Desde Harbiz explican que el objetivo no es sustituir el criterio del entrenador, sino darle más herramientas para contextualizar el rendimiento y el estado físico de cada cliente. En la práctica, un preparador podrá analizar cómo duerme un ciclista, cómo recupera tras una salida intensa o cómo evoluciona su fatiga semanal sin depender de múltiples aplicaciones externas.
Mario Morante, CEO de Harbiz, resumió esa idea señalando que el valor del entrenador ya no reside solo en prescribir entrenamientos, sino en interpretar mejor las necesidades de cada persona
. La integración con Garmin busca precisamente reforzar ese papel mediante información más precisa y accesible.
Para el ciclismo, especialmente en modalidades como el Cross Country de competición, el Gravel o el entrenamiento de resistencia en carretera, el seguimiento continuo de parámetros fisiológicos se ha convertido en una herramienta habitual. La recuperación, la calidad del sueño o el equilibrio entre carga y descanso tienen cada vez más peso dentro de la planificación deportiva moderna.
Garmin aporta aquí uno de los ecosistemas más extendidos del mercado. Sus dispositivos ya forman parte del día a día de miles de ciclistas gracias a funciones relacionadas con navegación, análisis de rendimiento o monitorización fisiológica. La novedad está en cómo esos datos pasan ahora a integrarse dentro de una plataforma orientada directamente al negocio y trabajo diario de entrenadores y coaches.
La colaboración también refleja cómo el sector del entrenamiento deportivo sigue evolucionando hacia modelos más digitales y conectados. La figura clásica del entrenador presencial convive ahora con servicios online, seguimiento remoto y análisis permanente del estado físico del deportista. Ahí es donde soluciones como esta intentan ganar terreno.
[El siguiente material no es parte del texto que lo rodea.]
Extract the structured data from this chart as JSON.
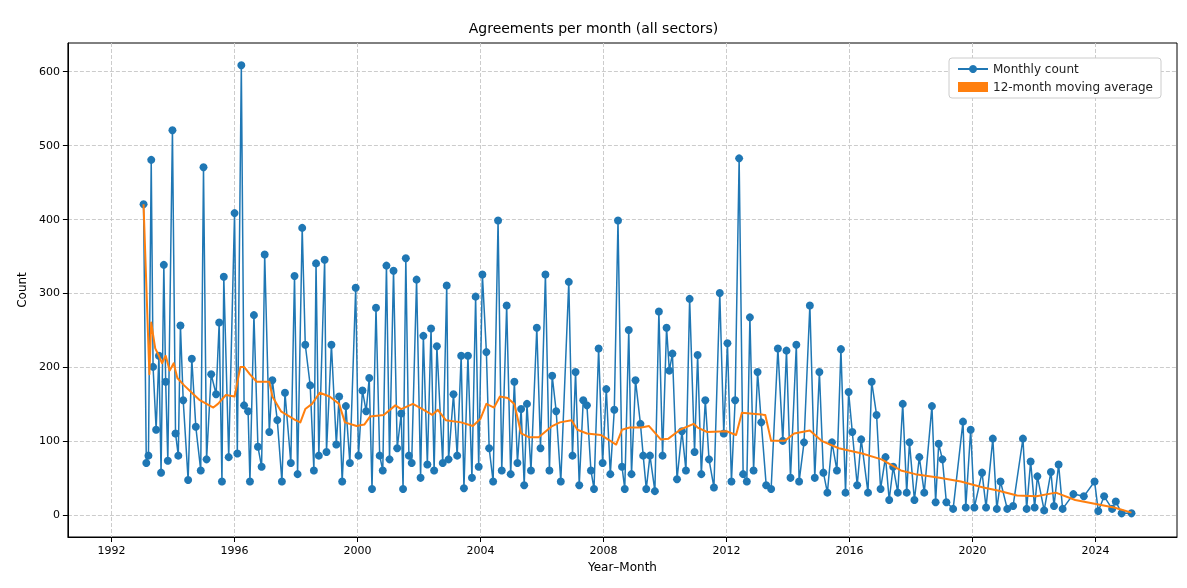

Otro de los puntos importantes del acuerdo aparece en la capacidad de escalar servicios personalizados. Para muchos profesionales del ciclismo y la preparación física, gestionar decenas de clientes manteniendo un seguimiento individualizado resulta complicado sin apoyo tecnológico. La integración entre ambas plataformas busca precisamente facilitar ese trabajo.
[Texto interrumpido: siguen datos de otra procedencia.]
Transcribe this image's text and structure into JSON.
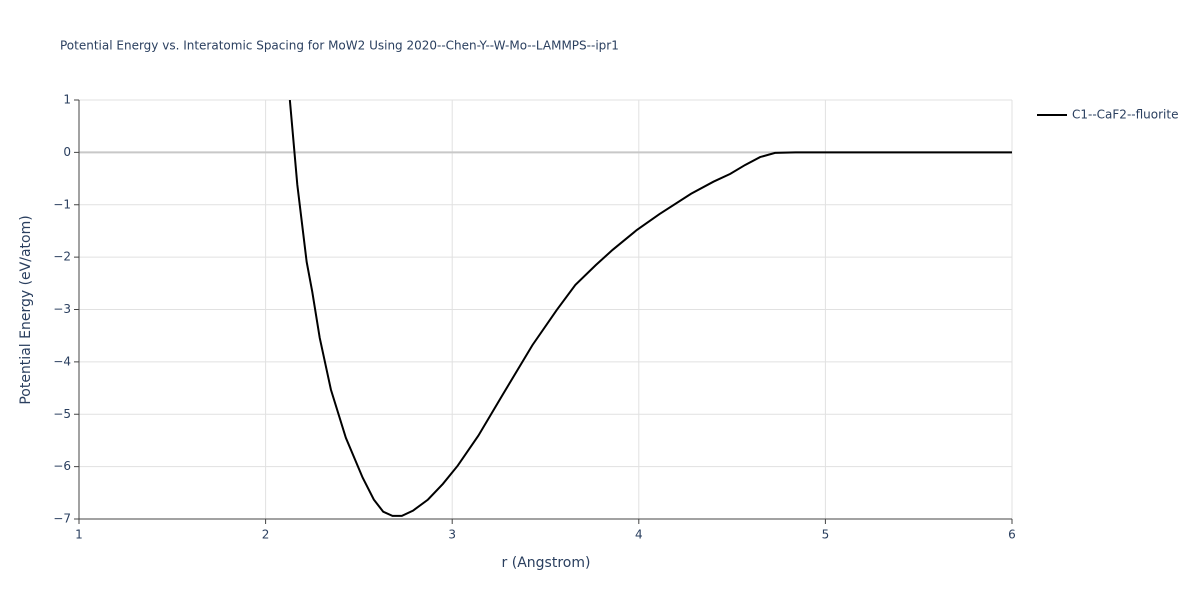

En mercados como España y México, donde Harbiz concentra buena parte de su actividad, el crecimiento del uso de wearables deportivos en ciclismo ha sido especialmente fuerte durante los últimos años. Los ciclistas ya no buscan únicamente registrar kilómetros o velocidad; también quieren entender mejor cómo responde su cuerpo al entrenamiento.
La alianza entre ambas compañías llega además en plena expansión de los servicios digitales relacionados con salud, deporte y rendimiento. Lo que hace unos años parecía reservado a equipos WorldTour o centros de alto rendimiento ahora empieza a formar parte del entrenamiento habitual de muchos deportistas amateurs.
En ese escenario, herramientas capaces de transformar datos complejos en decisiones prácticas ganan importancia. Y cuando se trata de ciclismo, donde la planificación del esfuerzo marca muchas veces la diferencia entre mejorar o estancarse, disponer de una visión más completa del estado físico puede terminar siendo una ventaja relevante.
La colaboración entre ambas empresas también apunta hacia una tendencia clara dentro del sector: el crecimiento del coaching deportivo conectado, donde dispositivos, plataformas y entrenadores trabajan sobre un mismo flujo continuo de información para ofrecer un seguimiento más preciso y personalizado.